Oordeel van de rechtbankDe rechtbank stelt op basis van de bewijsmiddelen vast dat de factuur van 17 april 2011 (DOC-307) is aangetroffen in de digitale administratie van de verdachte. In de factuur is vermeld welk bedrag, in verband met welke werkzaamheden, vóór welke vervaldatum [vennootschap 8] (hierna: [vennootschap 8] ) is verschuldigd aan [vennootschap 3] (hierna: [vennootschap 3] ). De factuur heeft dus naar haar aard een bewijsbestemming in het maatschappelijk verkeer.
De rechtbank stelt verder vast dat de factuur een voorstelling van zaken weergeeft die niet overeenstemt met de werkelijkheid. Uit de verklaringen van de verdachte en de getuige [getuige 1] leidt de rechtbank immers af dat [getuige 1] – en dus niet [vennootschap 3] – werkzaamheden voor [vennootschap 8] had verricht, maar de factuur wegens hem moverende redenen niet in de eigen boekhouding wilde opnemen en daarom aan de verdachte heeft gevraagd die factuur op naam van en vanuit [vennootschap 3] te laten versturen aan [vennootschap 8] . De verdachte heeft hiermee ingestemd en vervolgens [vennootschap 3] hiertoe de opdracht gegeven. Volgens de verklaringen van de verdachte was hijzelf feitelijk de directeur van [vennootschap 3] en niet zijn partner.
Dat de verdachte – zoals hij op zitting heeft verklaard – hiermee akkoord is gegaan omdat [getuige 1] voornemens was aandelen te kopen in [vennootschap 3] en die aankoop op deze wijze kon worden verrekend, doet niets af aan de intellectuele valsheid van de factuur. [getuige 1] was op dat moment bovendien nog geen aandeelhouder – en is dat overigens ook nooit geworden.
[vennootschap 8] heeft het gefactureerde bedrag op 27 april 2011 aan [vennootschap 3] betaald.De constructie omtrent de facturatie heeft ertoe geleid dat de fiscus een naheffingsaanslag BTW (met boete) heeft opgelegd aan [vennootschap 8] .
Uit de vastgestelde gang van zaken volgt zonder meer dat de verdachte de bedoeling had de valse factuur als echt en onvervalst te (doen) gebruiken jegens derden, zoals de Belastingdienst. Daarmee is het oogmerk tot misleiding bewezen. De rechtbank komt op basis van het voorgaande in zoverre tot bewezenverklaring van feit 3.

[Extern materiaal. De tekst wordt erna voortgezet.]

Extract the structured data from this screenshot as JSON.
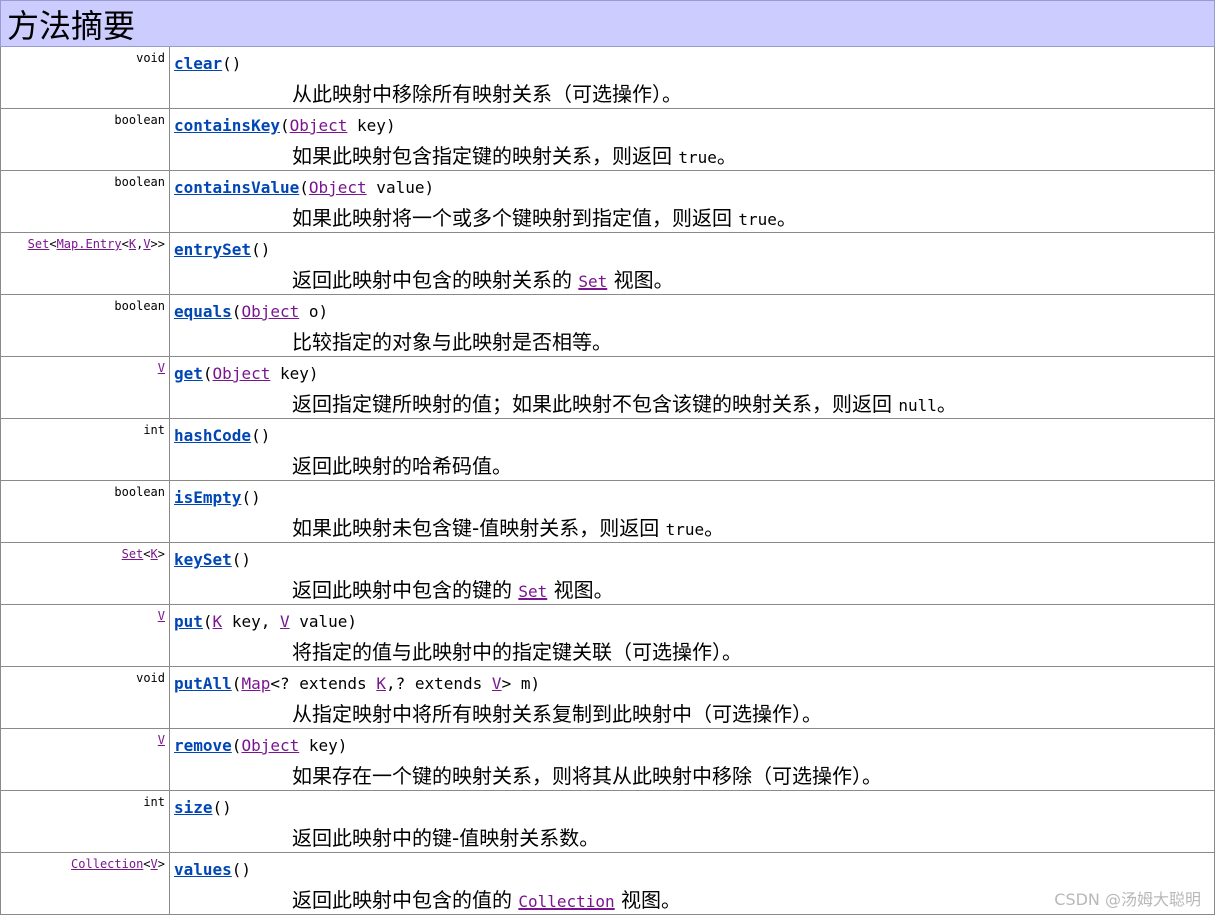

Aan de verdachte is tevens ten laste gelegd dat hij (als feitelijk leidinggever) gebruik heeft gemaakt van DOC-307 door die factuur te verzenden aan [vennootschap 8] en op te nemen in de bedrijfsadministratie van [vennootschap 3] . Dat acht de rechtbank niet bewezen. DOC-307 is immers niet aangetroffen in de bedrijfsadministratie van [vennootschap 3] , maar op de computer in de woning van de verdachte. Daarnaast heeft de bestuurder van [vennootschap 8] verklaard dat hij een factuur heeft ontvangen – en betaald – waarop het logo (kop) van [vennootschap 3] stond,welk logo ontbreekt op DOC-307.

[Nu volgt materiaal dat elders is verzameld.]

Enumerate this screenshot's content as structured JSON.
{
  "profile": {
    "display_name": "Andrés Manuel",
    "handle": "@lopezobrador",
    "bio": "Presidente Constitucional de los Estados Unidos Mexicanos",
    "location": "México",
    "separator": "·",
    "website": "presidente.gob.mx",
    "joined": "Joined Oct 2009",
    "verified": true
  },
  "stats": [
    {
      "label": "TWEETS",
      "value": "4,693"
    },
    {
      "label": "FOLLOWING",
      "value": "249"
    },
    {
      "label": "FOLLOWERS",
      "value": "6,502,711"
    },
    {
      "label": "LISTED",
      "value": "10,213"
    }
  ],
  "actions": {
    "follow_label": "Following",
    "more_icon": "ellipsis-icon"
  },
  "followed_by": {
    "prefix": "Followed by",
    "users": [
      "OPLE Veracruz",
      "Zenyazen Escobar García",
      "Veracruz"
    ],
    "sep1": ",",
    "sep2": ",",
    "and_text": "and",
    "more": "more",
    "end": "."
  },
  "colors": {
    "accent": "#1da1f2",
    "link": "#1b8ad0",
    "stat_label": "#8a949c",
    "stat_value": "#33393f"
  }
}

4.3.2Witwassen (feiten 4 en 5)
Voor een bewezenverklaring van (gewoonte)witwassen op grond van artikelen 420bis en 420ter Sr is vereist dat de tenlastegelegde gedragingen betrekking hebben op een voorwerp dat onmiddellijk of middellijk, geheel of ten dele, afkomstig is uit enig misdrijf.
De rechtbank stelt vast dat het onderzoek – met uitzondering van de valsheid in geschrift met betrekking tot de woning aan de [adres 8] in Muiderberg (feit 1) – geen direct bewijs heeft opgeleverd van een rechtstreeks verband tussen de tenlastegelegde voorwerpen en een specifiek brondelict. De rechtbank bespreekt hierna eerst de witwasverdenking met brondelict en vervolgens de witwasverdenkingen waarbij geen brondelict bekend is.
4.3.2.1 Witwassen met een bekend brondelict
[adres 8] in MuiderbergDe rechtbank stelt op basis van de bewijsmiddelen vast dat de verdachte bij het verkrijgen van de hypothecaire geldlening voor de woning aan de [adres 8] in Muiderberg gebruik heeft gemaakt van valse geschriften (feit 1) en dat de door de bank verstrekte gelden dus onmiddellijk afkomstig zijn uit een misdrijf. De verdachte heeft mede met die gelden op
9 augustus 2006 de woning verworven. Dit betekent dat de woning langs deze weg middellijk mede afkomstig is uit misdrijf.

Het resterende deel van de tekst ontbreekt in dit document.